The course I'm taking on line must be screwed up. The 30 hour clock timed out and I had 8 modules left to complete.
Each one takes from an hour to two hours.
I'm well over 40 hours of screen time.


----------



## macmikeman (Jan 23, 2007)

The world is a much safer place now that you are distracted by osha..


----------



## Southeast Power (Jan 18, 2009)

The course looks like it would be very good as an introduction to construction environments.
I think it should be mandatory for first year apprintice


----------



## Bird dog (Oct 27, 2015)

When I took Osha 30, I was impressed with some of the things they brought up. It was a live class. Didn't know stationary grinder wheels had max speeds & wheels do break apart while spinning (yeah bad day for someone).


----------



## Southeast Power (Jan 18, 2009)

Bird dog said:


> When I took Osha 30, I was impressed with some of the things they brought up. It was a live class. Didn't know stationary grinder wheels had max speeds & wheels do break apart while spinning (yeah bad day for someone).


Over speeds if a small wheel is put on a big grinder


----------



## Southeast Power (Jan 18, 2009)

All done, the final was 20 random question. Aced it.
Printed out the certificate, emailed it to myself and the folks that needed it, saved it to my google drive, and paid $30 to have some official card thing sent to me.
10 hours of straight time
10 hours of overtime
10 hours of double time
$169 for the course
$30 for Tuesday delivery of something that can't be printed.

I'm taking off a couple of days and adding an extra $500 to each job for the next month now that I'm all OSHAed up.


----------



## Bird dog (Oct 27, 2015)

Suncoast Power said:


> I'm working an online OSHA 30 today so, I will be available for your entertainment.

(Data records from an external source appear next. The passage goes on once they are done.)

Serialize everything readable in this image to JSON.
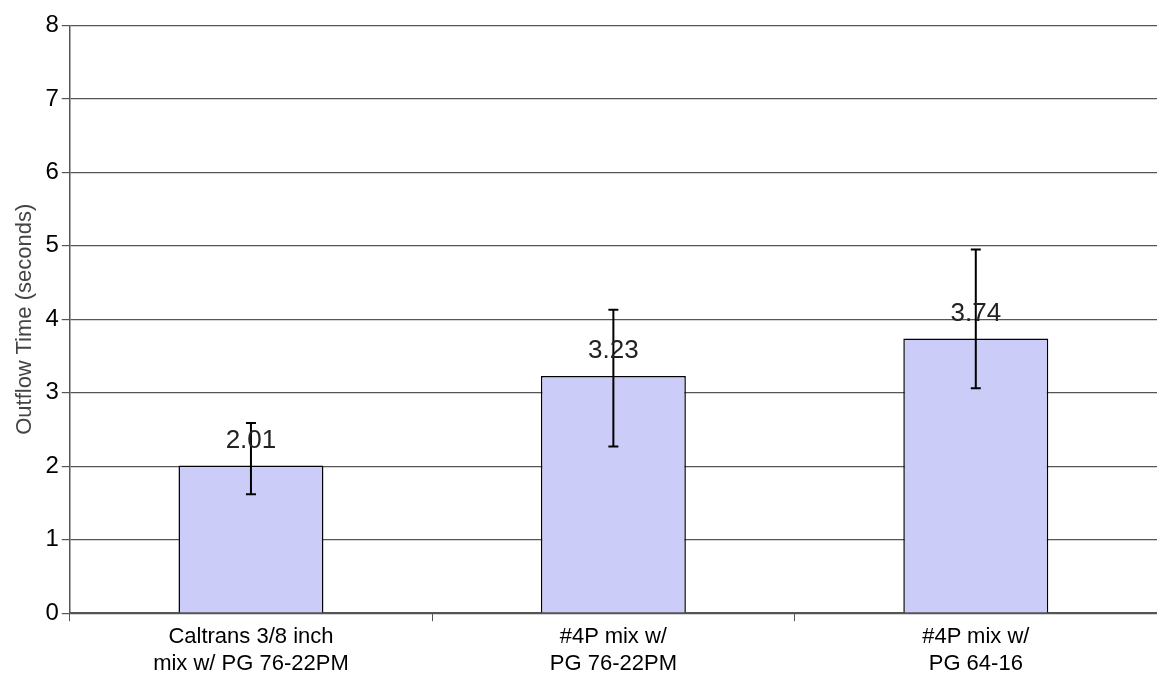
{
  "chart_data": {
    "type": "bar",
    "ylabel": "Outflow Time (seconds)",
    "categories": [
      "Caltrans 3/8 inch mix w/ PG 76-22PM",
      "#4P mix w/ PG 76-22PM",
      "#4P mix w/ PG 64-16"
    ],
    "values": [
      2.01,
      3.23,
      3.74
    ],
    "errors": [
      [
        1.62,
        2.59
      ],
      [
        2.27,
        4.13
      ],
      [
        3.06,
        4.95
      ]
    ],
    "color": "#ccccf8",
    "ylim": [
      0,
      8
    ],
    "yticks": [
      0,
      1,
      2,
      3,
      4,
      5,
      6,
      7,
      8
    ],
    "grid": "y",
    "legend": false,
    "data_labels": true
  }
}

We reserve flaming arrows & burning at the stake for DIYers. :thumbup: :laughing:


----------



## MechanicalDVR (Dec 29, 2007)

Suncoast Power said:


> The course looks like it would be very good as an introduction to construction environments.
> I think it should be mandatory for first year apprintice


It's mandatory in the locals I was in for everyone.


----------



## MechanicalDVR (Dec 29, 2007)

Suncoast Power said:


> Over speeds if a small wheel is put on a big grinder


If a grinder motor shaft is spinning at 3450 rpm, it spins at the same speed with no wheel or with any wheel, the motor speed may get bogged down under load but it isn't going to pick up by the wheel being down sized.


----------



## papaotis (Jun 8, 2013)

all the classes i had were live. they didnt allow online courses. cant remember if that was state rule or insurance co.


----------



## MechanicalDVR (Dec 29, 2007)

papaotis said:


> all the classes i had were live. they didnt allow online courses. cant remember if that was state rule or insurance co.

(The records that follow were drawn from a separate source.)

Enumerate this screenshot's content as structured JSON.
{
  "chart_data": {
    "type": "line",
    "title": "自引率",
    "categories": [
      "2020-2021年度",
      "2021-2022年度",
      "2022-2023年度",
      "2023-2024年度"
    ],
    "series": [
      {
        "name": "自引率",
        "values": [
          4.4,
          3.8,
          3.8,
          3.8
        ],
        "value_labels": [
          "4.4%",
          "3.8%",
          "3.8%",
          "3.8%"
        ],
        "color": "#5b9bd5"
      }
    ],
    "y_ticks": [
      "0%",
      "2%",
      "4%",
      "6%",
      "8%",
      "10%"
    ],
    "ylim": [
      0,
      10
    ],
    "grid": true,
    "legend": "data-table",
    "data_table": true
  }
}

This wasn't before they had computers was it?

I've heard of classes where they drew in the dirt with rocks!


----------



## Southeast Power (Jan 18, 2009)

MechanicalDVR said:


> If a grinder motor shaft is spinning at 3450 rpm, it spins at the same speed with no wheel or with any wheel, the motor speed may get bogged down under load but it isn't going to pick up by the wheel being down sized.


You might have to convince the big gear and the little gear of that.

Where is Tesla?


----------



## TGGT (Oct 28, 2012)

MechanicalDVR said:


> It's mandatory in the locals I was in for everyone.

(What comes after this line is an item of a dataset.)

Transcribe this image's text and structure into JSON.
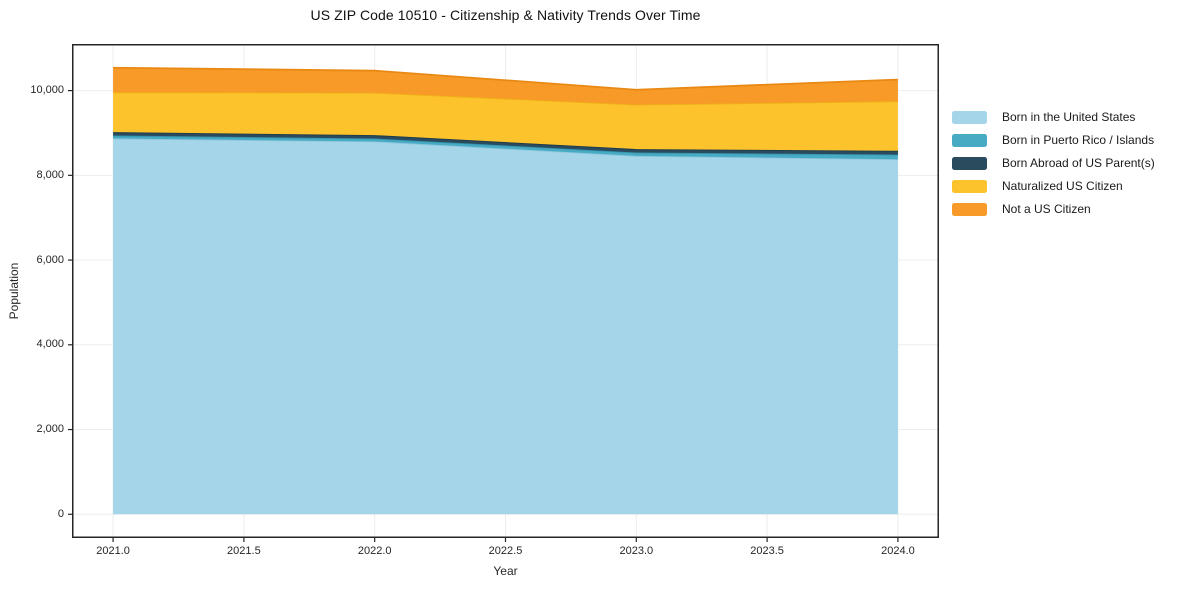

Isn't mandatory in my local but I just took it. Free, so long as you complete it.

After the first few modules I raced through it and didn't fail one module quiz. Then I had to burn 15 hours just keeping the screen from timing out so I could take the final exam and print my certificate.

It's overkill in my opinion. OSHA 10 should suffice for most people. Whoever came up with the idea that time spent directly correlates with proficiency? Must be a baby boomer thing.


----------



## MechanicalDVR (Dec 29, 2007)

Suncoast Power said:


> You might have to convince the big gear and the little gear of that.
> 
> Where is Tesla?


If the wheel was driving the shaft instead of the shaft driving the wheel you'd be onto something but as per usual you are trying to put a liberal spin on physics and you are 100% off base. Think about what you are saying!


----------



## MechanicalDVR (Dec 29, 2007)

TGGT said:


> Isn't mandatory in my local but I just took it. Free, so long as you complete it.
> 
> After the first few modules I raced through it and didn't fail one module quiz. Then I had to burn 15 hours just keeping the screen from timing out so I could take the final exam and print my certificate.
> 
> It's overkill in my opinion. OSHA 10 should suffice for most people. Whoever came up with the idea that time spent directly correlates with proficiency? Must be a baby boomer thing.


That's the same people think 10,000 hours in an activity make you a master.


----------



## HackWork (Oct 2, 2009)

I think it should be OSHA 20. 

OSHA 10 should be the basic construction site safety course and then you should take another 10 hour course specific to your trade. 

It's silly to give a mason the same safety training as an electrician.


----------



## TGGT (Oct 28, 2012)

MechanicalDVR said:


> That's the same people think 10,000 hours in an activity make you a master.


These are the relics of past generations. Some colleges are moving to proficiency exams to eliminate unnecessary class time.


----------